The possibility of a link between vitamin D deficiency and pneumonia is being investigated in two studies by Indonesian and Australian scientists in Indonesia.
They’re tracking the incidence and severity in early childhood of respiratory tract infections, including the common cold, asthma, pneumonia, and bronchiolitis, in hospitals and the community, in the hope of providing more information for treatment and management for respiratory diseases.
Pneumonia is the number one killer of children under five in the country, and around six million young Indonesians suffer from it each year, according to a 2008 study. This collaboration is going to update those 2008 figures, and hopefully lower them – while trying to find the causes of it and other respiratory tract infections.
For the hospital-based project, financed by the Australia Indonesia Centre, they’re recruiting children under five years old who have been hospitalised with acute respiratory conditions. They’ll collect data on the rates of vitamin D deficiency, and whether there’s a link between deficiency and the severity of their illness.
The community-based project, which has been running for almost two months, has recruited more than 60 couples of mothers and infants. Researchers will follow the respiratory health of newborn babies for the first 12 months of their life, measuring their vitamin D levels at birth and at six months. Their mothers, recruited at the antenatal clinics of 11 community health centres, will be asked to report any episodes of respiratory illness, from a cough to pneumonia.
“We hope to gather enough solid data to make a case for a trial of vitamin D as a supplement from birth,” says co-leader of the collaborative research team, Dr Margie Danchin of the Murdoch Childrens Research Institute and the Royal Children’s Hospital, Melbourne.
“The work should also help to improve the case management of respiratory disease generally in Indonesia.”

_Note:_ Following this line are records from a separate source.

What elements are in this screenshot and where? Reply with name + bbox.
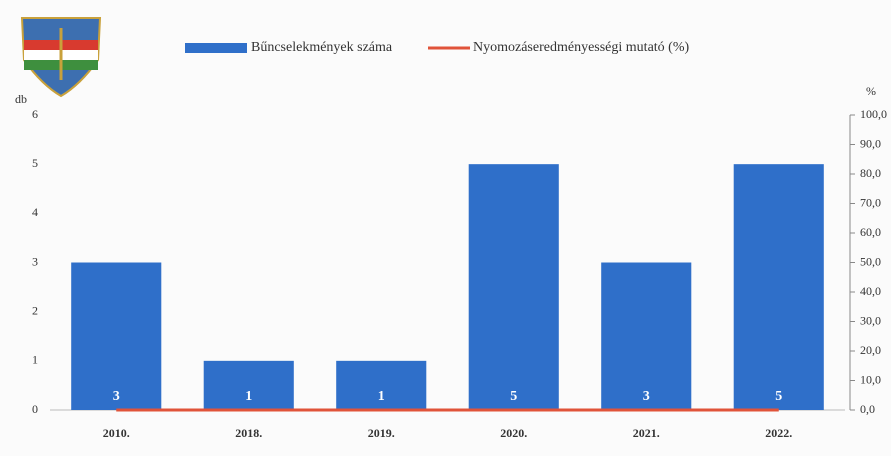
- data-label: 3: [643, 389, 650, 404]
- bar: [601, 262, 692, 410]
- data-label: 5: [775, 389, 782, 404]
- data-label: 5: [510, 389, 517, 404]
- bar: [733, 164, 824, 410]
- x-tick-label: 2019.: [368, 426, 395, 440]
- x-tick-label: 2021.: [633, 426, 660, 440]
- y2-tick-label: 0,0: [860, 402, 875, 416]
- bar: [468, 164, 559, 410]
- data-label: 1: [378, 389, 385, 404]
- y2-tick-label: 40,0: [860, 284, 881, 298]
- legend-swatch: [185, 43, 247, 53]
- x-tick-label: 2022.: [765, 426, 792, 440]
- y-tick-label: 3: [32, 254, 38, 268]
- bar: [336, 360, 427, 410]
- data-label: 1: [245, 389, 252, 404]
- y-tick-label: 0: [32, 402, 38, 416]
- y2-tick-label: 90,0: [860, 136, 881, 150]
- y-tick-label: 1: [32, 353, 38, 367]
- police-logo: [20, 17, 102, 98]
- y2-tick-label: 30,0: [860, 313, 881, 327]
- y2-tick-label: 10,0: [860, 372, 881, 386]
- y-tick-label: 2: [32, 303, 38, 317]
- data-label: 3: [113, 389, 120, 404]
- y2-tick-label: 100,0: [860, 107, 887, 121]
- y2-tick-label: 20,0: [860, 343, 881, 357]
- x-tick-label: 2010.: [103, 426, 130, 440]
- y2-tick-label: 50,0: [860, 254, 881, 268]
- legend-label: Nyomozáseredményességi mutató (%): [473, 40, 689, 55]
- y-tick-label: 4: [32, 205, 38, 219]
- y-tick-label: 5: [32, 156, 38, 170]
- x-tick-label: 2020.: [500, 426, 527, 440]
- y-tick-label: 6: [32, 107, 38, 121]
- bar: [203, 360, 294, 410]
- y2-tick-label: 60,0: [860, 225, 881, 239]
- y2-tick-label: 70,0: [860, 195, 881, 209]
- bar: [71, 262, 162, 410]
- y2-axis-label: %: [866, 84, 876, 98]
- legend-label: Bűncselekmények száma: [251, 40, 393, 55]
- y2-tick-label: 80,0: [860, 166, 881, 180]
- x-tick-label: 2018.: [235, 426, 262, 440]
- y-axis-label: db: [15, 92, 27, 106]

It’s easy to assume people living in such a sunny country would have adequate levels of vitamin D, which forms naturally when the skin is exposed to sunlight, or is obtained in the diet.
“There are several lifestyle reasons why this may not happen,” says University of Melbourne PhD student and physician, Dr Vicka Oktaria of Gadjah Mada University, who is coordinating the work.
“Foods high in vitamin D don’t tend to be part of the daily diet in Indonesia. And, although the benefits of breast feeding children for the first six months are huge, breast milk is a poor resource for vitamin D. So we may need to consider some form of supplementation.”
The recruitment and management protocols are based on 40 years of collaborative research between the Murdoch Childrens Research Institute and Gadjah Mada University in Yogyakarta, into Rotavirus –the organism discovered by the Murdoch’s Professor Ruth Bishop as a major cause of diarrhoea.
The team also includes Professor Steve Graham; Professor Yati Soenarto, Dr Rina Triasih, and Professor Julie Bines (co-leaders); and research assistants Rizka Dinari, Dr Sekarlangit, Dr Mike Lauda, Haris Meysitha Sari, and Dr Monika Putri Adiningsih.